Talleres y Estudiantes no se sacaron diferencias e igualaron sin goles en La Plata. En un choque de clasificados, el juego fue disputado y con pocas ocasiones de peligro. Tablas y a pensar en la última fecha.
El Matador llegaba con la tranquilidad de haber clasificado a los octavos de final de manera anticipada. La goleada de Boca a Defensa y Justicia le sirvió para asegurar su lugar en la próxima instancia del Apertura. Del otro lado, el equipo conducido por Alexander Medina buscaba seguir sumando de a tres para mantener su posición de privilegio en la tabla y garantizar la localía para los playoffs.
Las claves del empate
Tévez y Medina optaron por plantear el mismo esquema: 4-2-3-1. Con el campo de juego en mal estado, el trámite se desarrolló principalmente en la mitad de la cancha. Ahí fue levemente superior el local. El tándem Piovi-Neves tuvo mejor control de pelota que la dupla Cáceres – Galarza.
Los volantes del Pincha encontraron espacios principalmente para las subidas de Gastón Benedetti y Mikel Amondarain. Este último fue el arma principal del dueño de casa: se infiltró dos veces en el área de la “T” durante la primera mitad. Guido Herrera fue clave sobre el cierre de los primeros 45 y detuvo un cabezazo del mediocampista.
En un trámite tan cerrado, donde el que hace el gol gana, la función de los marcadores centrales resulta fundamental. En este aspecto, el balance también arrojó mejores dividendos para el anfitrión. Leandro González Pirez y Tomás Palacios tomaron más riesgos en el traslado, adelantaron líneas y filtraron algunos pases para la generación de ataque. En tanto, Catalán y Santiago Fernández estuvieron más nerviosos en los controles y apostaron insistentemente a los pelotazos para Rick Lima Morais y Ronaldo Martínez.

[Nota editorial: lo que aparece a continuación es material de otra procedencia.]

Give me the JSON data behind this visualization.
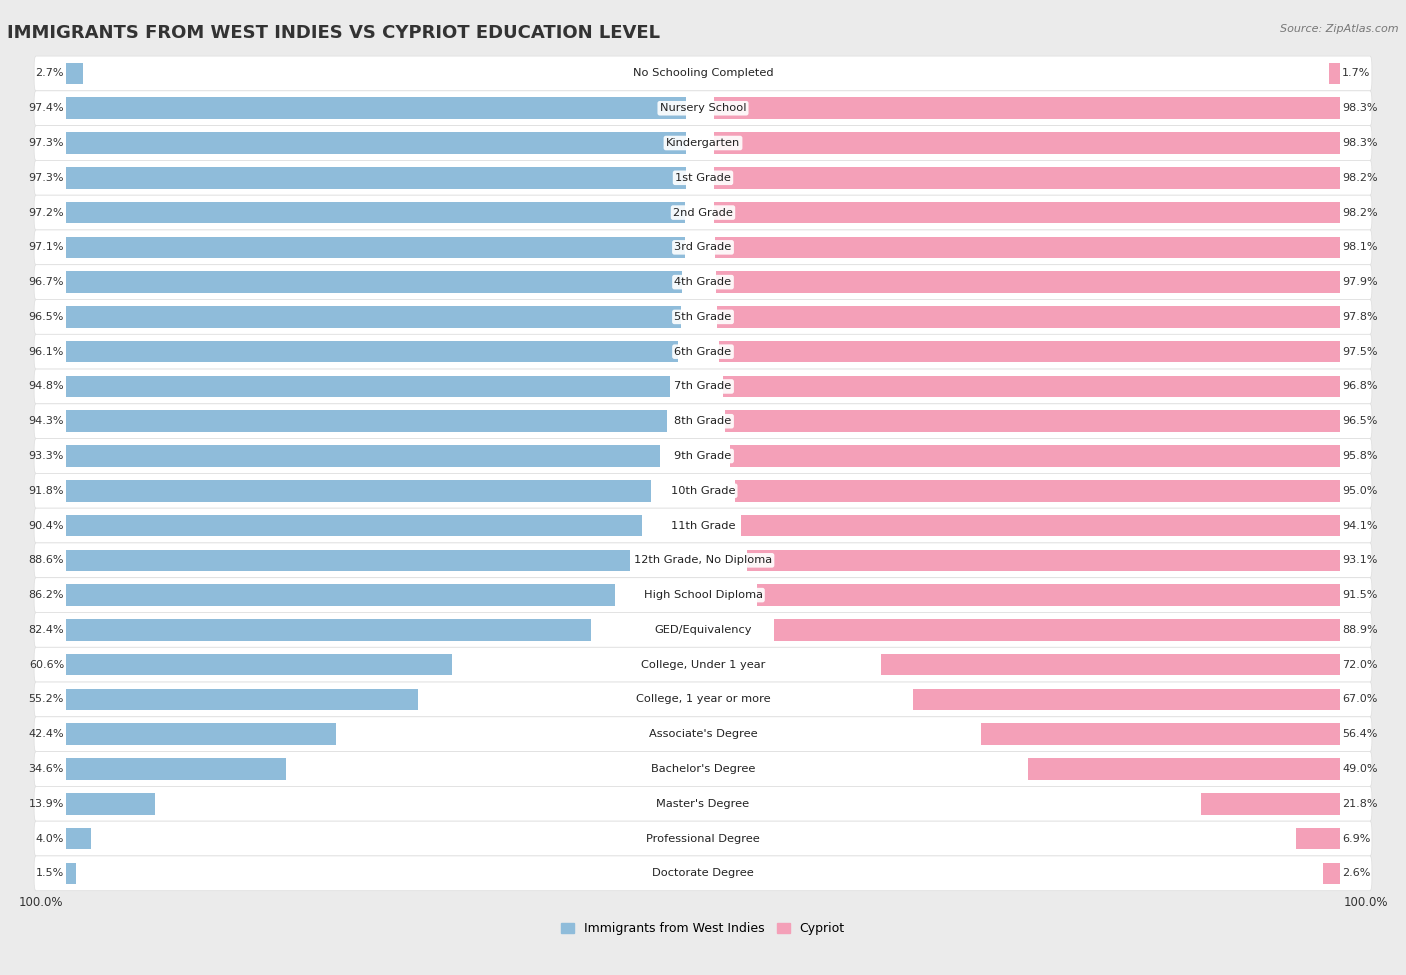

En el plano netamente defensivo, los zagueros albiazules estuvieron correctos en los anticipos y fuertes arriba, aunque Fernández salió lesionado en el entretiempo y habrá que aguardar los estudios para determinar la gravedad.
Sin margen para los creativos
La “T” presentó como sus armas de ataque a un trío compuesto por Valoyes, Cristaldo y Rick Lima Morais, con Ronaldo Martínez como única referencia de área. El colombiano fue el más peligroso del conjunto albiazul. En varias oportunidades complicó a Benedetti, aunque debió abandonar el campo prematuramente en el entretiempo debido a una molestia, cediendo su lugar a Valentín Depietri.

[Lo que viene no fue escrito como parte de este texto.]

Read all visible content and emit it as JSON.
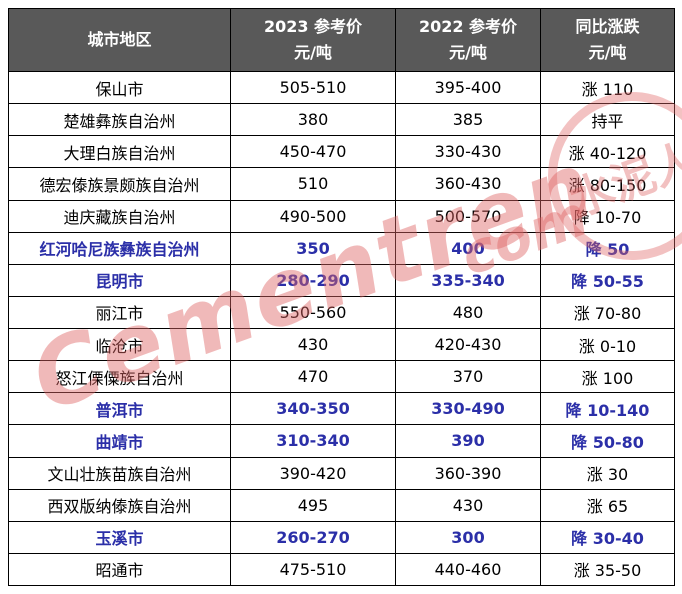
{
  "colors": {
    "header_bg": "#595959",
    "header_text": "#ffffff",
    "highlight_text": "#2b2fa8",
    "border": "#000000",
    "watermark": "#e06666"
  },
  "watermark": {
    "brand": "Cementren",
    "domain_suffix": "com",
    "badge": "水泥人"
  },
  "chart_data": {
    "type": "table",
    "columns": [
      {
        "title": "城市地区",
        "unit": ""
      },
      {
        "title": "2023 参考价",
        "unit": "元/吨"
      },
      {
        "title": "2022 参考价",
        "unit": "元/吨"
      },
      {
        "title": "同比涨跌",
        "unit": "元/吨"
      }
    ],
    "rows": [
      {
        "region": "保山市",
        "price_2023": "505-510",
        "price_2022": "395-400",
        "yoy_change": "涨 110",
        "highlight": false
      },
      {
        "region": "楚雄彝族自治州",
        "price_2023": "380",
        "price_2022": "385",
        "yoy_change": "持平",
        "highlight": false
      },
      {
        "region": "大理白族自治州",
        "price_2023": "450-470",
        "price_2022": "330-430",
        "yoy_change": "涨 40-120",
        "highlight": false
      },
      {
        "region": "德宏傣族景颇族自治州",
        "price_2023": "510",
        "price_2022": "360-430",
        "yoy_change": "涨 80-150",
        "highlight": false
      },
      {
        "region": "迪庆藏族自治州",
        "price_2023": "490-500",
        "price_2022": "500-570",
        "yoy_change": "降 10-70",
        "highlight": false
      },
      {
        "region": "红河哈尼族彝族自治州",
        "price_2023": "350",
        "price_2022": "400",
        "yoy_change": "降 50",
        "highlight": true
      },
      {
        "region": "昆明市",
        "price_2023": "280-290",
        "price_2022": "335-340",
        "yoy_change": "降 50-55",
        "highlight": true
      },
      {
        "region": "丽江市",
        "price_2023": "550-560",
        "price_2022": "480",
        "yoy_change": "涨 70-80",
        "highlight": false
      },
      {
        "region": "临沧市",
        "price_2023": "430",
        "price_2022": "420-430",
        "yoy_change": "涨 0-10",
        "highlight": false
      },
      {
        "region": "怒江傈僳族自治州",
        "price_2023": "470",
        "price_2022": "370",
        "yoy_change": "涨 100",
        "highlight": false
      },
      {
        "region": "普洱市",
        "price_2023": "340-350",
        "price_2022": "330-490",
        "yoy_change": "降 10-140",
        "highlight": true
      },
      {
        "region": "曲靖市",
        "price_2023": "310-340",
        "price_2022": "390",
        "yoy_change": "降 50-80",
        "highlight": true
      },
      {
        "region": "文山壮族苗族自治州",
        "price_2023": "390-420",
        "price_2022": "360-390",
        "yoy_change": "涨 30",
        "highlight": false
      },
      {
        "region": "西双版纳傣族自治州",
        "price_2023": "495",
        "price_2022": "430",
        "yoy_change": "涨 65",
        "highlight": false
      },
      {
        "region": "玉溪市",
        "price_2023": "260-270",
        "price_2022": "300",
        "yoy_change": "降 30-40",
        "highlight": true
      },
      {
        "region": "昭通市",
        "price_2023": "475-510",
        "price_2022": "440-460",
        "yoy_change": "涨 35-50",
        "highlight": false
      }
    ]
  }
}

Por su parte, Franco Cristaldo no logró erigirse como el enlace necesario entre Galarza y Martínez. El ex Boca y Gremio pasó desapercibido, por lo que fue reemplazado a los 21 minutos del complemento por Juan Sforza. En Estudiantes, el encargado de esa tarea de creación fue Facundo Farías. El ofensivo destacó al principio con movimientos promisorios y una gran asistencia para Mikel Amondarain. Sin embargo, su rendimiento se fue diluyendo y dejó el campo de juego para el ingreso de Tiago Palacios.
En los dos costados de la cancha, las modificaciones no cambiaron el rumbo del partido. Gio Baroni es la buena noticia para el “Apache”. El juvenil volvió a tener rodaje luego de disputar el Sudamericano y estuvo activo.
En conferencia de prensa, Tévez declaró que era un partido donde el que se equivocaba, lo perdía. “Talleres peleó en una cancha donde se hace muy difícil para nuestro club ganar”, resumió el entrenador. Es cierto, su equipo priorizó el orden y rescató un punto de visitante ante el último campeón. No obstante, para afrontar los octavos de final necesitará dar un salto de calidad y ofrecer un plus si pretende seguir peleando el torneo.